Nosso grande desafio era a expansão dos evangélicos, pela cidade e no interior, e que foram tomando muito espaço nosso. Muitos católicos se fizeram evangélicos, que faziam um proselitismo bárbaro, e a presença de pastores era muito maior que a nossa.

Nos anos 70, a imagem da missão de Lábrea se centrava como uma missão difícil pela selva, os rios, cobras… Já em minha época, nos anos 80, parecia difícil “transmitir” aos demais religiosos a dimensão eclesial da Prelazia, talvez porque era una realidade muito diferente de qualquer outra.
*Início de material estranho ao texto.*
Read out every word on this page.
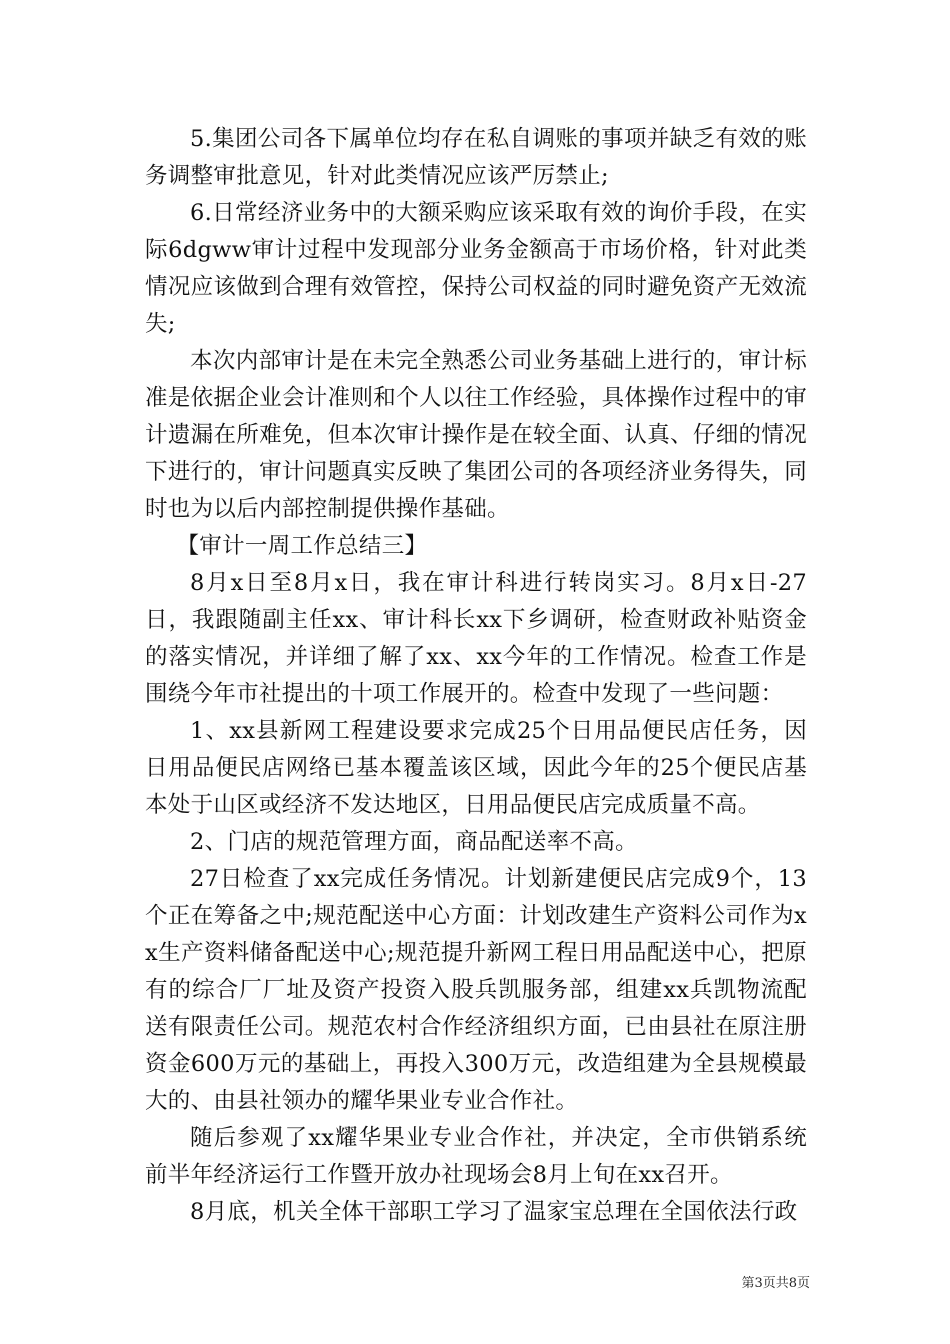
5.集团公司各下属单位均存在私自调账的事项并缺乏有效的账务调整审批意见，针对此类情况应该严厉禁止;

6.日常经济业务中的大额采购应该采取有效的询价手段，在实际6dgww审计过程中发现部分业务金额高于市场价格，针对此类情况应该做到合理有效管控，保持公司权益的同时避免资产无效流失;

本次内部审计是在未完全熟悉公司业务基础上进行的，审计标准是依据企业会计准则和个人以往工作经验，具体操作过程中的审计遗漏在所难免，但本次审计操作是在较全面、认真、仔细的情况下进行的，审计问题真实反映了集团公司的各项经济业务得失，同时也为以后内部控制提供操作基础。

【审计一周工作总结三】

8月x日至8月x日，我在审计科进行转岗实习。8月x日-27日，我跟随副主任xx、审计科长xx下乡调研，检查财政补贴资金的落实情况，并详细了解了xx、xx今年的工作情况。检查工作是围绕今年市社提出的十项工作展开的。检查中发现了一些问题：

1、xx县新网工程建设要求完成25个日用品便民店任务，因日用品便民店网络已基本覆盖该区域，因此今年的25个便民店基本处于山区或经济不发达地区，日用品便民店完成质量不高。

2、门店的规范管理方面，商品配送率不高。

27日检查了xx完成任务情况。计划新建便民店完成9个，13个正在筹备之中;规范配送中心方面：计划改建生产资料公司作为xx生产资料储备配送中心;规范提升新网工程日用品配送中心，把原有的综合厂厂址及资产投资入股兵凯服务部，组建xx兵凯物流配送有限责任公司。规范农村合作经济组织方面，已由县社在原注册资金600万元的基础上，再投入300万元，改造组建为全县规模最大的、由县社领办的耀华果业专业合作社。

随后参观了xx耀华果业专业合作社，并决定，全市供销系统前半年经济运行工作暨开放办社现场会8月上旬在xx召开。

8月底，机关全体干部职工学习了温家宝总理在全国依法行政

第3页共8页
Tínhamos ficado mais no anedótico e sempre tive a impressão, espero que somente tenha sido impressão, de que havia certa indiferença sobre a vivência eclesial na Prelazia.

Antigamente, entre os religiosos se ouvia dizer “por baixo” que mandavam às missões quem “não servia para estudar”. Hoje quando me pergunta por que vim para Brasil costumo contar essa piada. Mas constantemente agradeço a Deus a graça de haver servido durante sete anos em Tapauá. Foi minha grande “universidade”, onde aprendi e cresci como cristão, consagrado e presbítero. Foi uma experiência muito importante e muito feliz para mim.

Sinto-me profundamente unido ao povo de Tapauá; agradeço a Deus estes cinquenta anos de paróquia. Rezo por eles para que Deus continue abençoando-os com sua graça. Também aproveito a oportunidade para agradecer esses anos que estive com eles e que foram muito felizes. Como dizemos aqui no Brasil, estou com “saudades” deles e os levo no meu coração.